NEREYE GİDİYORUZ?

AKP Ekonomiyi her fırsatta uçuyor gösteriyordu.Bu sene sesi kısıldı. Eskisi kadar cesur değil. Düşük kur’un ve sıcak paranın Afyon etkisi azalmaya başladı.   

 

Tüketici suni gidişin farkına vardı… Artık güven duymuyor.

Merkez bankası ve TÜİK ‘in, tüketiciyle ortak yaptıkları anketler ‘’tüketici güven endeksi ‘’ olarak her ay açıklıyor. Bu endekslerde 100 ‘ün altı güvensizliği gösteriyor.

 

Söz konusu endeks , 2007 seçimleri sırasında 100’ e yakındı… Seçimlerden sonra çok hızlı düşmeye başladı… Ve nisan ayında  yüzde 76.24’e geriledi.

 

 

Ekonomide tüketici beklentileri , konjonktürü yönlendirmekte etkili oluyor. Örneğin Tüketici karamsar olunca  alımlarını azaltıyor.

 

Mamafih , Tüketici güven endeksi , alt kalemlerine göre tüketiciler, Genel ekonomik durumun kötüleşeceğini bekliyor. (Endeks yüzde  60.47 ye düşüyor)… Yine tüketiciler Gelecek dönemde enflasyon artacağını bekliyor.


EKONOMİDE DARALMA

Büyüme oranının düşmesi , durgunluk demektir.. Ancak Türk ekonomisini daha büyük bir soruna giriyor… Daralma .

 

Daralma üretimde eksi büyüme yanında , ekonomik imkanların kaynakların da daralması anlamına geliyor.

 

Bu  sene dış işlemler cari açığının  50 milyar dolar olması bekleniyor. Bu açık elimizdeki kaynakların dışarıya gitmesi demektir.

 

Kaynaklarımız , kar transferi , dış borç faiz ödemesi , dış ticaret açığı yoluyla dışarıya gidiyor. Kaynaklar daralıyor.

 

Bu sene 50 milyar dolara ulaşacak cari açığı da katarsak , AKP ‘nin 2003 başından 2008 sonuna kadar 6 yılda verdiği cari açık tutarı 163 milyar dolara ulaşıyor.

 

Bu kadar yüksek kayıp , AKP ‘nin ulusal politikalar uygulamıyor olmasından ileri geldi.

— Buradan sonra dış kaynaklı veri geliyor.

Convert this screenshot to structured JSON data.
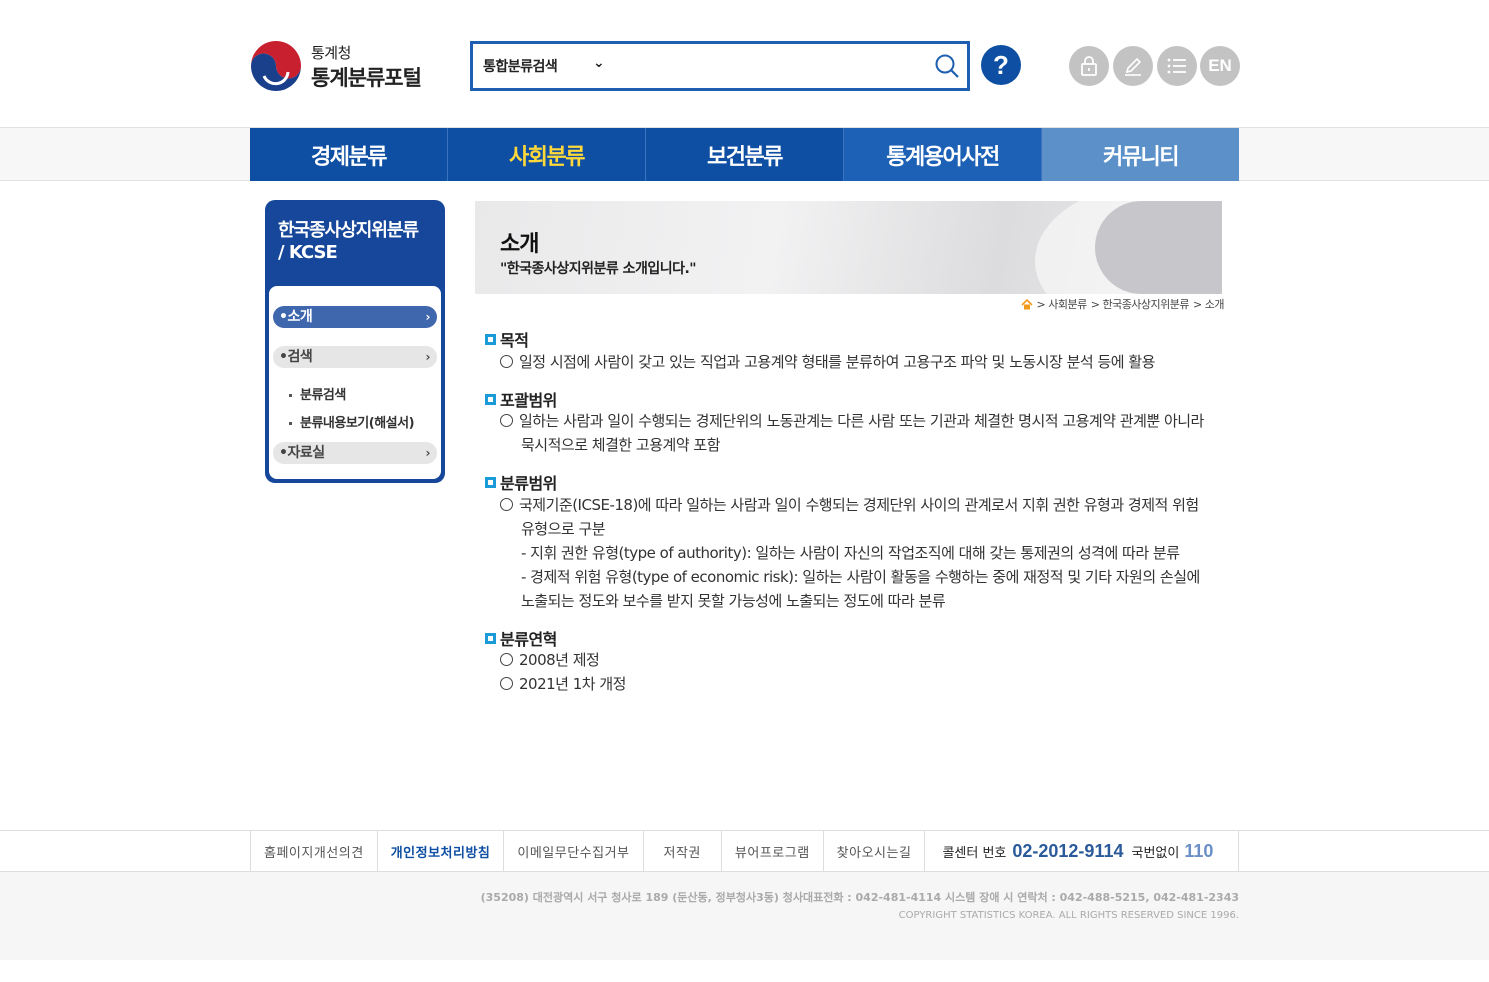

Dış açığın finansmanını ya varlıklarımızı yabancılara satarak veya sıcak parayla veya dış borçla yapıyoruz.

Sıcak para da eskisi gibi gelmiyor… Örneğin geçen sene ilk çeyrekte 5.5 milyar dolar sıcak para gelmiş… Bu sene aynı dönemde 1.5 milyar dolar çıkış olmuş. Bu nedenle MB faizleri artırdı. Türkiye sıcak paranın afyon etkisi devam etsin diye yüksek borç maliyetine katlanmak zorunda kalıyor.

 

Aslında sıcak para da kısa vadeli olduğu için emanet paradır. Bir nevi dış borç demektir.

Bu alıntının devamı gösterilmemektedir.